Source Target Rewriting Optimizations

During source target rewriting, many optimizations can be done using source constraints and Skolem functions

Skolem Function Encoding

We will assume that Skolem functions have disjoint range and are bijective.

Example

Assume the following mappings where \(f\) and \(g\) are Skolem functions:

\(\textrm{Product}(id, l, c) \rightarrow \triple{f(id)}{\textrm{ex:label}}{l}, \triple{f(id)}{\textrm{ex:comment}}{c}\).
\(\textrm{Vendor}(id, l) \rightarrow \triple{g(id)}{\textrm{ex:label}}{l}\).

Consider the following query: \[q(x, y, z) \leftarrow \triple{x}{\textrm{ex:label}}{y}, \triple{x}{\textrm{ex:comment}}{z}\]

Current Rewriting

We have encoded functions in a two layers integration:

\(\textrm{Product}(id, l, c) \rightarrow \textrm{V}_{1}(f(id),l,c)\)
\(V_{1}(p, l, c) \rightarrow \triple{p}{\textrm{ex:label}}{l}, \triple{p}{\textrm{ex:comment}}{c}\)
\(\textrm{Vendor}(id, l) \rightarrow \textrm{V}_{2}(g(id), l)\)
\(\textrm{V}_{2}(v, l) \rightarrow \triple{v}{\textrm{ex:label}}{l}\)

Currently, we will rewrite \(q\) in terms of queries using view \(V_{1}\) and \(V_{2}\) only and we find:

\(Q_{1}(x, y, z) \leftarrow \textrm{V}_{1}(x, y, c), \textrm{V}_{1}(x,l,z)\)
\(Q_{2}(x, y, z) \leftarrow \textrm{V}_{2}(x, y), \textrm{V}_{1}(x,l,z)\)

We can see that the rewriting \(Q_{2}\) have no answers, because the join on the first position of \(V_{1}\) and \(V_{2}\) will be translated as \(f(id_{1}) = g(id_{2})\) using the definitions of the views.

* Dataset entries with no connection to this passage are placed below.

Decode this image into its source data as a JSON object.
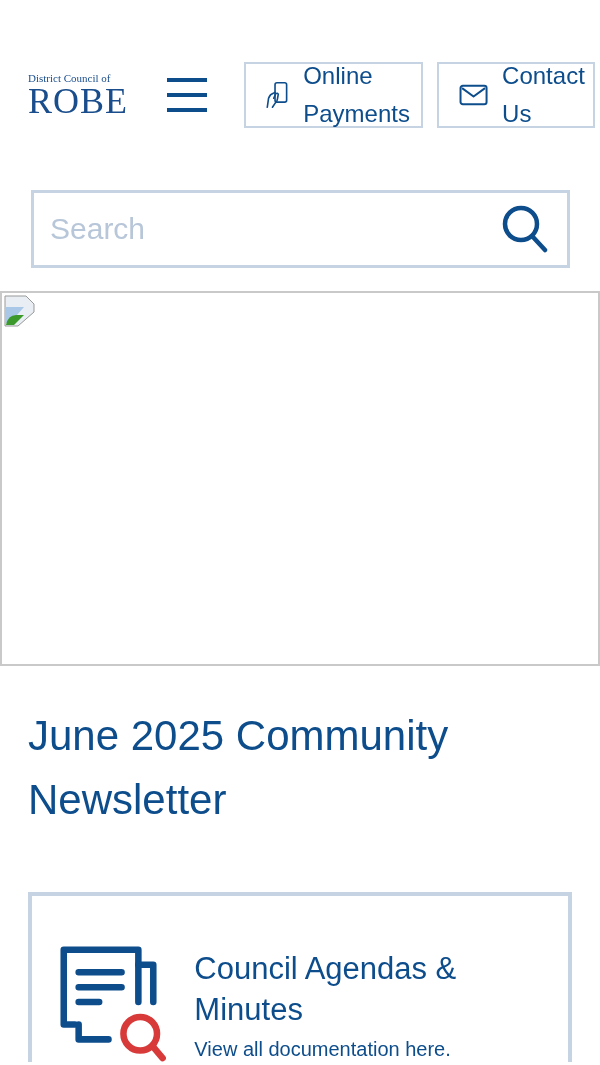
{
  "header": {
    "logo": {
      "top_line": "District Council of",
      "name": "ROBE"
    },
    "buttons": [
      {
        "kind": "payment",
        "label": "Online Payments"
      },
      {
        "kind": "mail",
        "label": "Contact Us"
      }
    ]
  },
  "search": {
    "placeholder": "Search"
  },
  "hero": {
    "kind": "broken-image"
  },
  "heading": "June 2025 Community Newsletter",
  "cards": [
    {
      "kind": "documents",
      "title": "Council Agendas & Minutes",
      "subtitle": "View all documentation here."
    }
  ]
}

But Skolem functions have disjoint ranges.

Skolem Predicates

We can translate the two layers mappings in an one layer mappings as follow:

\(\textrm{Product}(id, l, c), F(id, p) \rightarrow \triple{p}{\textrm{ex:label}}{l}, \triple{p}{\textrm{ex:comment}}{c}\).
\(\textrm{Vendor}(id, l), G(id, v) \rightarrow \triple{v}{\textrm{ex:label}}{l}\).

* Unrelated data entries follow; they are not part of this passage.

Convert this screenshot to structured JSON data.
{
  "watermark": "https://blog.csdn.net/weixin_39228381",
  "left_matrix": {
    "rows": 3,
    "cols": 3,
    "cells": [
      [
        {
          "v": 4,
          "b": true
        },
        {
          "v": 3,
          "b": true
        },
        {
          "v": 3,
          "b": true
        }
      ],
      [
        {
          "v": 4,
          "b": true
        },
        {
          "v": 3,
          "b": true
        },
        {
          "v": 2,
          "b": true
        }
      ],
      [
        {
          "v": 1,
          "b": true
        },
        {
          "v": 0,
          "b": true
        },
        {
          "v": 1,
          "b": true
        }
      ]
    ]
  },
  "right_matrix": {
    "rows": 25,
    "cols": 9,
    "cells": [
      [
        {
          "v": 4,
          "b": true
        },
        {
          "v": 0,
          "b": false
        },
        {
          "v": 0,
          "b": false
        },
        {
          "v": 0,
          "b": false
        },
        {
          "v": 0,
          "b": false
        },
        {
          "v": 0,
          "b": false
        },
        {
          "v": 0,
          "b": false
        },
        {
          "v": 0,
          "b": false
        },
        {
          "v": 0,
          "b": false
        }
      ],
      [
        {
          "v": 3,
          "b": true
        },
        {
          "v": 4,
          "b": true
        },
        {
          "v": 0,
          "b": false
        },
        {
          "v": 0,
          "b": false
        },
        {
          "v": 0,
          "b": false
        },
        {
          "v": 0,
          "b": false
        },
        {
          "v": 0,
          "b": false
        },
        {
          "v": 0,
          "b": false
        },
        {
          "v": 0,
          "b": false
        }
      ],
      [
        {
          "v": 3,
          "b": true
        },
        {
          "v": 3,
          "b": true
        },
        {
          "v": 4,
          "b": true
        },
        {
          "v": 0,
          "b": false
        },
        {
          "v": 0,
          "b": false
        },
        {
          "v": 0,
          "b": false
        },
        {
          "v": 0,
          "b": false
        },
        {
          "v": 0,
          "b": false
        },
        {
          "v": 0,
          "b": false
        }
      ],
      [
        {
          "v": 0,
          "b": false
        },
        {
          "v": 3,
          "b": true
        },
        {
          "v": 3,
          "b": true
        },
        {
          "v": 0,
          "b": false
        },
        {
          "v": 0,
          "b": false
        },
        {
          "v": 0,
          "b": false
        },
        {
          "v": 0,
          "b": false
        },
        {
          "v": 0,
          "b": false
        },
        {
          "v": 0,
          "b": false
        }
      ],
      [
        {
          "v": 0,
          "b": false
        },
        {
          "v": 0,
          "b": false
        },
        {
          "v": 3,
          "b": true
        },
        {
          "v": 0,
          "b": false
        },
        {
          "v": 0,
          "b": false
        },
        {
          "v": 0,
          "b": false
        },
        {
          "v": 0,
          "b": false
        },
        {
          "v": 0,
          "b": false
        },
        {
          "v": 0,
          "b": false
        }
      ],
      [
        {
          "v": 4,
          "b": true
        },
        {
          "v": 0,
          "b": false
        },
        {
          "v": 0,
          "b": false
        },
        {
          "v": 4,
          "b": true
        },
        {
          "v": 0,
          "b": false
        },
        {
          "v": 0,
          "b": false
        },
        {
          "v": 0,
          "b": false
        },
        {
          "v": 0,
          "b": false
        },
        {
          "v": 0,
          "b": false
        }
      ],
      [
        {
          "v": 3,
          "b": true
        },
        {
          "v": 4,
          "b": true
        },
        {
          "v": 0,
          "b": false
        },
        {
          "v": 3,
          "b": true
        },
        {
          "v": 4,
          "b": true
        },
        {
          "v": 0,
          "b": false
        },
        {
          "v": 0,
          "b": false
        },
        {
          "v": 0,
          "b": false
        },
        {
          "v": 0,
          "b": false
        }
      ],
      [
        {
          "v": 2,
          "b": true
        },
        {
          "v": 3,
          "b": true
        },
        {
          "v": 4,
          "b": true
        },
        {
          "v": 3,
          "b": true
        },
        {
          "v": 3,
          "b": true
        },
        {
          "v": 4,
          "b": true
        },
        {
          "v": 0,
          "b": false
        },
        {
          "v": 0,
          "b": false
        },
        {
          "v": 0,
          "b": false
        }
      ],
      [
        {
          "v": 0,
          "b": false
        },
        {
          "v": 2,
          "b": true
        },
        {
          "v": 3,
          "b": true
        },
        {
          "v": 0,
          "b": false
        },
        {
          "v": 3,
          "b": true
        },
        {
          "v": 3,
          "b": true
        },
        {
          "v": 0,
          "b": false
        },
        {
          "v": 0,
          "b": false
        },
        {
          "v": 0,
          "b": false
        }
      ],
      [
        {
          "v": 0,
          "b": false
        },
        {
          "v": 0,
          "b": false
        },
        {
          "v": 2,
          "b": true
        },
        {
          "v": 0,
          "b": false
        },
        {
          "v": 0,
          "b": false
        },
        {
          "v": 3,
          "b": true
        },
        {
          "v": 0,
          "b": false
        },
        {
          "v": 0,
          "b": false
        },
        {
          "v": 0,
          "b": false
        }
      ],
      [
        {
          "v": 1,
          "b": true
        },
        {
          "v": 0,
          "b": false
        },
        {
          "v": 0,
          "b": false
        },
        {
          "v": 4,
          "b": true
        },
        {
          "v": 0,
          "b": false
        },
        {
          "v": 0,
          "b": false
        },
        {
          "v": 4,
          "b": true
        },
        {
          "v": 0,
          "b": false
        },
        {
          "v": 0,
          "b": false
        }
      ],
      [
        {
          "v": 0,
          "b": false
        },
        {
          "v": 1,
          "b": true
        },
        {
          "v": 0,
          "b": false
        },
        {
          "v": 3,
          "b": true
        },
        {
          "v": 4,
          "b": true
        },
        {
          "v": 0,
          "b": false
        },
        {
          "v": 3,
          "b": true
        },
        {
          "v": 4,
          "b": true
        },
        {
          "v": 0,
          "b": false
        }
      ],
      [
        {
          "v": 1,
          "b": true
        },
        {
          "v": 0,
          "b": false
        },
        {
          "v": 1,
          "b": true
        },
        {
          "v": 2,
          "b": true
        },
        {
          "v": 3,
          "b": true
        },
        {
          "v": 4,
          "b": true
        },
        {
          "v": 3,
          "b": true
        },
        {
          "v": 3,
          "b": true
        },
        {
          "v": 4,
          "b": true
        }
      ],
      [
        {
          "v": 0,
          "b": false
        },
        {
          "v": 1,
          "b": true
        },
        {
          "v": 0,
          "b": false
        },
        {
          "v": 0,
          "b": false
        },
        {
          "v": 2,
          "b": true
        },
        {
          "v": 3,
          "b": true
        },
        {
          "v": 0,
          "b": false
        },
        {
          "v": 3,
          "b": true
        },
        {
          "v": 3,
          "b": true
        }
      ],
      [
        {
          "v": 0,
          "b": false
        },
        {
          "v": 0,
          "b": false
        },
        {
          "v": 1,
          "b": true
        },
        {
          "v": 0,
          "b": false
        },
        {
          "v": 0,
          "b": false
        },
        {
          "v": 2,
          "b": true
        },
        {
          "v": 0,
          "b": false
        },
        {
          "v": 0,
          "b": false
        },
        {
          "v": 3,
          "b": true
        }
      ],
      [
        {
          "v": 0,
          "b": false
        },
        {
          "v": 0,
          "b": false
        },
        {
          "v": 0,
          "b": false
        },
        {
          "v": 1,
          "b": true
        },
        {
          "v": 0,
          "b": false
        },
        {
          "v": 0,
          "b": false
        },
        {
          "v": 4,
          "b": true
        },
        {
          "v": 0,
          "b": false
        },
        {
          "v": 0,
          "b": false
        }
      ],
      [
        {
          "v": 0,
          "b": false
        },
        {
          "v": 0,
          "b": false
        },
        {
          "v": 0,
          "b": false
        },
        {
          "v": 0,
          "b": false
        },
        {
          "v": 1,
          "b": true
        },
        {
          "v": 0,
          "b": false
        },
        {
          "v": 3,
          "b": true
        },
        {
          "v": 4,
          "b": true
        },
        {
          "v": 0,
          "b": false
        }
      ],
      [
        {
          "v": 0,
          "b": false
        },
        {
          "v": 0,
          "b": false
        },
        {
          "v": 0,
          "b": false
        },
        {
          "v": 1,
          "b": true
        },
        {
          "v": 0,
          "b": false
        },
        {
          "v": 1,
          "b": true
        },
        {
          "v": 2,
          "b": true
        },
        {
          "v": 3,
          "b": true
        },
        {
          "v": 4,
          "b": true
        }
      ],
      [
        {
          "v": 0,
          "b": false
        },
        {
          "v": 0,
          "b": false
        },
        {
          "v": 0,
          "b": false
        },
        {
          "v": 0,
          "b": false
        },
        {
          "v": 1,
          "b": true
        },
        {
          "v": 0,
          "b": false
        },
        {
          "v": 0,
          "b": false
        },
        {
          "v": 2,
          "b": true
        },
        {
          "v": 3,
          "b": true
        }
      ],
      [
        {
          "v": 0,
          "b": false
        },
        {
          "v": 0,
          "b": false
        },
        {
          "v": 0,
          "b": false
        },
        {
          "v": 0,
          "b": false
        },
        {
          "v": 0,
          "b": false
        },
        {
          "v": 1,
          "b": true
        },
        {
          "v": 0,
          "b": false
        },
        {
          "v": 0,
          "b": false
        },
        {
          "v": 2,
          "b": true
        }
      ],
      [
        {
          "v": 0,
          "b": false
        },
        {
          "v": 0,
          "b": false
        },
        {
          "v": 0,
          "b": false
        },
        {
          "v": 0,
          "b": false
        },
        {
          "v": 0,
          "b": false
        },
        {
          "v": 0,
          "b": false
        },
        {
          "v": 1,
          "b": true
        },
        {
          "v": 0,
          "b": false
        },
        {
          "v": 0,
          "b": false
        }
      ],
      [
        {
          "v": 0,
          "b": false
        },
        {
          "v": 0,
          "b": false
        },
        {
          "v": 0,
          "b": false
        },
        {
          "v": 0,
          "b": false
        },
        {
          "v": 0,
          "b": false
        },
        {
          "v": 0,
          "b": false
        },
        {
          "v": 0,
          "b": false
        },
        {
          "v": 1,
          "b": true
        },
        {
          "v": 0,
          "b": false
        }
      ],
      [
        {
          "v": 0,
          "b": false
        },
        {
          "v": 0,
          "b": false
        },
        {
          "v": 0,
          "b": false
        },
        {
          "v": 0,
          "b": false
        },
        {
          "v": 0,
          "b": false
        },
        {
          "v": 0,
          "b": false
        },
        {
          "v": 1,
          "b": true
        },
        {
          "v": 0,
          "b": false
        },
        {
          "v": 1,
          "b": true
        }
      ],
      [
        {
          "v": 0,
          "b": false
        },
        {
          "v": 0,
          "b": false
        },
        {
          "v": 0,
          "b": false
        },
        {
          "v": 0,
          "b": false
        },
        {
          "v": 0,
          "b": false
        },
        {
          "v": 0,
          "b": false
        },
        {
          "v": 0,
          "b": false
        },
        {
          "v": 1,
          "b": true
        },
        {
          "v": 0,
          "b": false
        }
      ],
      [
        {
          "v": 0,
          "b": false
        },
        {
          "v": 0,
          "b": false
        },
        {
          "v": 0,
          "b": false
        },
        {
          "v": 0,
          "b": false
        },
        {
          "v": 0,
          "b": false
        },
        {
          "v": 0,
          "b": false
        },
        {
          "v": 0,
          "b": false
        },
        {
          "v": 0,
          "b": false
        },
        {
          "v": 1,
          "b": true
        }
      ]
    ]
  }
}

where \(F\) and \(G\) Skolem predicates represent respectively Skolem functions \(f\) and \(g\). The first arguments of predicate are the functions inputs and the second arguments are the outputs. Because this new predicate represent Skolem function, we can define the following constraints on it (here for \(F\), the same is true for \(G\)):

function predicate: \(\forall x,y_{1},y_{2}~ F(x, y_{1}), F(x, y_{2}) \rightarrow y_{1} = y_{2}\),
injective function: \(\forall x_{1}, x_{2},y~ F(x_{1}, y), F(x_{2}, y) \rightarrow x_{1} = x_{2}\),
disjoint ranges: for two distinct Skolem predicate \(F\) and \(G\), \(\forall x_{1}, x_{2}, y~ F(x_{1}, y), G(x_{2}, y) \rightarrow \perp\).

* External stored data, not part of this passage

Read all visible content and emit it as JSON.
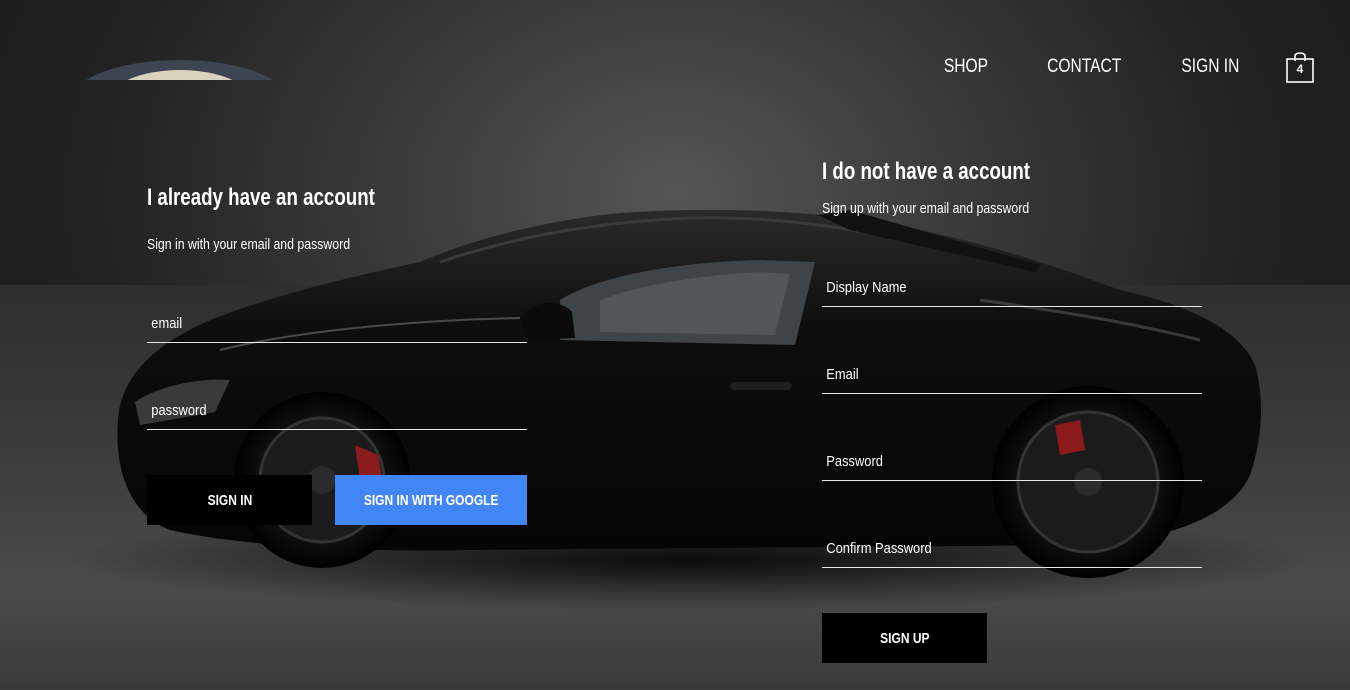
{
  "nav": {
    "shop": "SHOP",
    "contact": "CONTACT",
    "sign_in": "SIGN IN",
    "cart_count": "4",
    "cart_icon": "shopping-bag-icon"
  },
  "sign_in": {
    "title": "I already have an account",
    "subtitle": "Sign in with your email and password",
    "email_placeholder": "email",
    "password_placeholder": "password",
    "sign_in_button": "SIGN IN",
    "google_button": "SIGN IN WITH GOOGLE"
  },
  "sign_up": {
    "title": "I do not have a account",
    "subtitle": "Sign up with your email and password",
    "display_name_placeholder": "Display Name",
    "email_placeholder": "Email",
    "password_placeholder": "Password",
    "confirm_password_placeholder": "Confirm Password",
    "sign_up_button": "SIGN UP"
  },
  "colors": {
    "google_blue": "#4285f4",
    "button_black": "#000000",
    "text": "#ffffff"
  }
}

If we consider the rewritings of \(q\) according to the mappings including Skolem predicates:

\(Q_{1}(x, y, z) \leftarrow \textrm{Product}(id_{1}, y, c), F(id_{1}, x), \textrm{Product}(id_{2}, l, z), F(id_{2}, x)\)
\(Q_{2}(x, y, z) \leftarrow \textrm{Vendor}(id_{1}, y), G(id_{1}, x), \textrm{Product}(id_{2}, l, z), F(id_{2}, x)\)

According to the disjoint range property of Skolem predicate, we can deduce that \(Q_{2}\) have no answer. And we can apply the injective function property of \(F\) to obtain the following rewriting of \(q\):

\[Q_{r}(x, y, z) \leftarrow \textrm{Product}(id, y, c), \textrm{Product}(id, l, z), F(id, x)\]

Primary Key

If we add the fact that the first column of \(\textrm{Product}\) is a primary key, we have the following constraint: \[\forall x, y_{1}, y_{2}, z_{1}, z_{2} ~ \textrm{Product}(x, y_{1}, z_{1}), \textrm{Product}(x, y_{2}, z_{2}) \rightarrow y_{1} = y_{2}, z_{1} = z_{2}\]

Then the rewriting of \(q\) becomes: \[Q_{r}(x, y, z) \leftarrow \textrm{Product}(id, y, z), F(id, x)\]

Applying a Primary Key Constraint on a CQ

A primary key constraint is a pair \((P, I)\) where:

\(P\) a predicate
\(I\) a set of indexes in \(P\).

Let \(F\) be a conjunction of atoms, a primary key constraint \((P, I)\) is applicable on \(F\), if there exists two distinct atoms \(P(\bar t)\) and \(P(\bar u)\) such that \(\forall i \in I~ \bar t_{i} = \bar u_{i}\). We say that \((P,I)\) is applicable on \(F\) by the atoms \(P(\bar t)\) and \(P(\bar u)\).

We define the result of the application of this primary key constraint on \(F\) using this two atoms as \(h(F)\), where \(h\) is homomorphism: \[\{\bar u_{k} \mapsto \bar t_{k} \mid 1 \leq k \leq \mathrm{arity}(P)\}.\] The homomorphism \(h\) is not well defined, when there exists \(k\) such that \(\bar t_{k}\) and \(\bar u_{k}\) are distinct constants, we say that there is a clash during the application.

Since conjunction of atoms are represented as set of atoms, the application of a primary key constraint on a conjunction of atoms using two atoms without clash correspond to:

remove one of the two atoms
replace each variable of the removed atom by the corresponding term of the remained one.

A clash during the application of a primary key constraint means that \(F\) the conjunction of atoms violates the primary key constraint. In the case where \(F\) is a conjunctive query, we can deduce that \(F\) have no answer under the primary key constraint.

Translate SQL View as Conjunctive Query on Tables

When it is possible, it is worth to translate SQL view definition into conjunctive view on table. It will enables constraints and query core computation.